Q: Can you be reincarnated if you donate organs or get cremated? Or does the physical body not come into it at all–is it just our soul and spiritual self?
Human beings are made of many layers. When we die we leave both the physical body and an energy body behind–which is why the hair and fingernails of dead people continue to grow for a while.
If things go as they should, we leave those lesser bodies behind without a thought and go on with our higher bodies (which contain both the memories and conditionings of our previous lives) to another existence in the higher worlds, after which we again reincarnate, taking on new energy and material bodies.
The situation of the bodies we leave behind does not at all affect us. Occasionally there are exceptions but they are very rare.
Regarding reincarnation, we share this excerpt from an article which we posted almost nine years ago, Proofs of Reincarnation:
“The following information is taken from Peter Ramster’s very important book, In Search of Lives Past (1990) and from a speech he gave to the Australian Hypnotherapists ninth National Convention at the Sydney Sheraton Wentworth Hotel on the 27th March, 1994 and from the films he made on reincarnation (link to his film on Youtube).
In 1983 he produced a stunning television documentary in which four women from Sydney, who had never been out of Australia, gave details under hypnosis of their past lives. Then, accompanied by television cameras and independent witnesses, they were taken to the other side of the world.

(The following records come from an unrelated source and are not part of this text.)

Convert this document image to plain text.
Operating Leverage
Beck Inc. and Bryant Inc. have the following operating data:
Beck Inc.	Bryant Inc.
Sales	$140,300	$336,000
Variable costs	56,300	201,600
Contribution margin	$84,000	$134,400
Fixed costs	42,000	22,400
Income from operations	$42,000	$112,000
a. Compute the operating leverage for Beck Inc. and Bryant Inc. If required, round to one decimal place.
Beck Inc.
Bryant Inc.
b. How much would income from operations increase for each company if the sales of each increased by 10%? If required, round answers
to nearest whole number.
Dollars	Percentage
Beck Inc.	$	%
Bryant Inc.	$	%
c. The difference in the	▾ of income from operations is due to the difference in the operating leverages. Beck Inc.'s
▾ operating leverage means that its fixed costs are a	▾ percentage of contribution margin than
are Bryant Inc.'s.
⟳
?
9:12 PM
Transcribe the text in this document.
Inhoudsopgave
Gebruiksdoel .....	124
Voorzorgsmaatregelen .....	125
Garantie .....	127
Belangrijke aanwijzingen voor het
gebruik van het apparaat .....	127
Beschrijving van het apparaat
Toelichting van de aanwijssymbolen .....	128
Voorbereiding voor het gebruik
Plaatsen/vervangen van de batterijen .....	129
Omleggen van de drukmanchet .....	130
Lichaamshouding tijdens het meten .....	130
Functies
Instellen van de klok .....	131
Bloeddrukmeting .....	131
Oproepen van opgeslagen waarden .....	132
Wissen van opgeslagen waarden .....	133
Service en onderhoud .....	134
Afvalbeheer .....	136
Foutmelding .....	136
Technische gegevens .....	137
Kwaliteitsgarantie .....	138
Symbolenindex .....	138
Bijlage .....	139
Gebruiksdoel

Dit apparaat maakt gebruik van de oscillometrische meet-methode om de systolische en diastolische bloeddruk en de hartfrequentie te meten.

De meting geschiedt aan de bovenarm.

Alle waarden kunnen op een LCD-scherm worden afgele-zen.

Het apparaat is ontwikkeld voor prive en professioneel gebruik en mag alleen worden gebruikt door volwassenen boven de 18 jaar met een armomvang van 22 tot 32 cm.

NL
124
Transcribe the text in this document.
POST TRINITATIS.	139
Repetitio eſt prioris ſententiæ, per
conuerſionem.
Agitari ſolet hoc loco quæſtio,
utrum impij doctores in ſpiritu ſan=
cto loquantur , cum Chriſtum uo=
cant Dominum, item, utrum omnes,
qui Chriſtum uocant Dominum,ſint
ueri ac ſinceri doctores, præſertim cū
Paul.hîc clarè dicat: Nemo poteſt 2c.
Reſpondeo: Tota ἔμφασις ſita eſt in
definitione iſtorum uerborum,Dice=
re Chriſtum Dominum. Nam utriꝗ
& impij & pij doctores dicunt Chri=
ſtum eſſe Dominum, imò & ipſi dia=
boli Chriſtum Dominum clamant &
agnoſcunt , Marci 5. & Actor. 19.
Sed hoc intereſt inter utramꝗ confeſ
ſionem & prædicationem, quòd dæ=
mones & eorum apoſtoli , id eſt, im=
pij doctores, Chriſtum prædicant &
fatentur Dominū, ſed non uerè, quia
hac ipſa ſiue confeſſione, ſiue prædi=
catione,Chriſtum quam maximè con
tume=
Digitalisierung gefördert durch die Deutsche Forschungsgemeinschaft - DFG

One of the subjects involved was Gwen MacDonald, a staunch skeptic before her regression. She remembered a life in Somerset between 1765-82. Many facts about her life in Somerset which would be impossible to get out of a book were confirmed in front of witnesses when she was taken there:
- when taken blindfolded to the area in Somerset she knew her way around perfectly although she had never been out of Australia
- she was able to correctly point out in three directions the location of villages she had known
- she was able to direct the film crew as to the best ways to go far better than the maps
- she knew the location of a waterfall and the place where stepping stones had been. The locals confirmed that the stepping stones had been removed about 40 years before
- she pointed out an intersection where she claimed that there had been five houses. Enquiries proved that this was correct and that the houses had been torn down 30 years before and that one of the houses had been a ‘cider house’ as she claimed
- she knew correctly names of villages as they were 200 years ago even though on modern maps they do not exist or their names have been changed
- the people she claimed that she knew were found to have existed–one was listed in the records of the regiment she claimed he belonged to
- she knew in detail of local legends which were confirmed by Somerset historians
- she used correctly obscure obsolete west country words no longer in use, no longer even in dictionaries, words like ‘tallet’ meaning a loft
- she knew that the local people called Glastonbury Abbey ‘St Michaels’—a fact that was only proved by reading an obscure 200 year old history book not available in Australia
- she was able to correctly describe the way a group of Druids filed up Glastonbury Hill in a spiral for their spring ritual, a fact unknown to most university historians
- she knew that there were two pyramids in the grounds of Glastonbury Abbey which have long since disappeared
- she correctly described in Sydney carvings that were found in an obscure old house 20 feet from a stream, in the middle of five houses about one and a half miles from Glastonbury Abbey
- she had been able to draw in detail in Sydney the interior of her Glastonbury house which was found to be totally correct
- she described an inn that was on the way to the house. It was found to be there
- she was able to lead the team direct to the house which is now a chicken shed. No-one knew what was on the floor until it was cleaned. However on the floor they found the stone that she had drawn in Sydney
- the locals would come in every night to quiz her on local history–she knew the answers to all the questions they were asking such as the local problem which was a big bog—cattle were being lost there.